A review of free Content Managment Tools (CMS)


Joomla! is an open source content management system (CMS). It's open source like the Linux OS, so that means it's free to use and people give up their spare time to develop it.


Open Source is generally good news for individuals, non-profit organisations and those companies on a budget. You can spend a lot of money on a commercial CMS, but there
are solid reasons for going open source. To start with, your web site
won't be in the hands of a software company that can go bust at any
moment andyou won't be paying expensive maintenance contracts to idiots.  

Static HTML or DYNAMIC site? Take your pick.

a) What is a good news site?

Put simply:

  • It has a 'front-end' (home page)  that changes frequently
  • A template design that will appeal to the audience and is easy to navigate 
  • It also has 'back-end' database that is stacked full of brilliant
    content generated by a team of journalists (or perhaps just you!). 

All major news sites are built around a CMS. Some 'big beasts' include Tridion (used by Emap) and eScenic (used by Daily Telegraph, CNN, Informa  and The Independent) – but you obviously pay a lot for these solutions.

b) Would you benefit from a CMS or are you better using straightforward HTML?

You don't have to be a big media giant to benefit from using a CMS.

  1. Do you update your site more than once a week?  
  2. Do you have multiple contributors (e.g. writers) to the site?
  3. Do you want to keep design separate from content?

If you answer 'yes' to any of the above – a CMS would definitely be worth a look.


There is something about using a CMS that sounds:

A) Really complicated
B) Really expensive

You can certainly make expensive mistakes – particularly if you take the advice of Joe Blogs, the designer, who created a bespoke CMS back in 2005 and he still thinks it's REALLY great.

even worse (!), you take the advice of the IT manager who was taken to a lap-dancing club by a sales rep from a posh software
developer called Contendium

So have a reason to reject open source solutions before looking to a commercial CMS.

There are a number of free CMS to consider, alongside Joomla!

There are others worth looking at like:

Having been round a few magazine and newspaper newsrooms, it's amazing the number of editors that seem to 'apologise' for using free tools and want to keep it secret. I won't name them, but they have each had a good look around and have concluded that Joomla!, Xaraya, or WordPress actually fit the bill just fine. So say it loud and proud – I USE OPEN SOURCE!

NOTE: There are some security issues with Joomla, which people need to be aware of. Some say these are very severe problems, but these tend not to be a problem if you keep an eye on the upgrades.


As a journalism lecturer, I
wanted to teach my undergraduate students about content management.
Students need the skills to write and produce great copy, take images
and produce video for the web.


Just a word of warning, when you download Joomla! all you get is really a basic shell of a CMS. All the exciting applications come via downloaded modules and extensions (and there are lots of them – many are free!) and you will need to install these.

Integration of some functions can be a bit weak compared to commercial providers (particularly audio or video content integration.

ALSO there seems to be no automatic way to 'strip' content from other packages (such as magazine pages made in InDesign).

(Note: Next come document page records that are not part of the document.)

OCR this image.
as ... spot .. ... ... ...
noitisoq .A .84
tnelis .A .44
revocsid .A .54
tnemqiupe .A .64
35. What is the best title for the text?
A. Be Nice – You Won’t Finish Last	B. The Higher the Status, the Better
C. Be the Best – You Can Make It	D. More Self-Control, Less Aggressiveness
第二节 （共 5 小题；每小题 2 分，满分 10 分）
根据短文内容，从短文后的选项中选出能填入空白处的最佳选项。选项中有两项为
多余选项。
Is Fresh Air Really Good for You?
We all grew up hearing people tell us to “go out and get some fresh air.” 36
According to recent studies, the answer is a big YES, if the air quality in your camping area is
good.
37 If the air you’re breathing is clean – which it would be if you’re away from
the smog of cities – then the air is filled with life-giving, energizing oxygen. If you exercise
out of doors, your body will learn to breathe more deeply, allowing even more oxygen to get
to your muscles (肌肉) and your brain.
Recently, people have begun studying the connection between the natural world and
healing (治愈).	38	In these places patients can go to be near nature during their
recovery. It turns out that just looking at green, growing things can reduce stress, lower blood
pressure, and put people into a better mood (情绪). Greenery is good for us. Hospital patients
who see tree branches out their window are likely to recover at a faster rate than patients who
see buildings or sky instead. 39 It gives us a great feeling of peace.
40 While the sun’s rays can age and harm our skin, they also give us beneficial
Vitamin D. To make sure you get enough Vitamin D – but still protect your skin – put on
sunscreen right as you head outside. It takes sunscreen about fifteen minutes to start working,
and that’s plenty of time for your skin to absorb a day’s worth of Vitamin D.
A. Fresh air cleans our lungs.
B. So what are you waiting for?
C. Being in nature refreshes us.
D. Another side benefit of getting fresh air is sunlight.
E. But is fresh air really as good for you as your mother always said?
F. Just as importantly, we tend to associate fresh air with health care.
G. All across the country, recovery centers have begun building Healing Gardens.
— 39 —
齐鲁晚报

Drupal and Joomla! CMS's Compared 

Joomla! or Drupal which is best to create a site for journalism students

Choose the best free CMS (.Net Magazine – December 2008) (A great intro guide, but they shouldn't have included Blogger in the feature).

One Response to A review of free Content Managment Tools (CMS)

  1. Rene Rencontre July 23, 2009 at 7:47 am #

    I need help. I am opening a humble small business and I need to set up a website that includes news, a calendar, a gallery, etc.
    The web designer told he’ll charge me about $1,500 for 15 page layout designs and $2,400 for a content management online software, plus $900 for a gallery and $600 for a news system. I know a bit about html and css coding and found out that a lot of CMSs are offered for free.
    Question: should I pay the webdesigner or can it be done with a free CMS and hosting?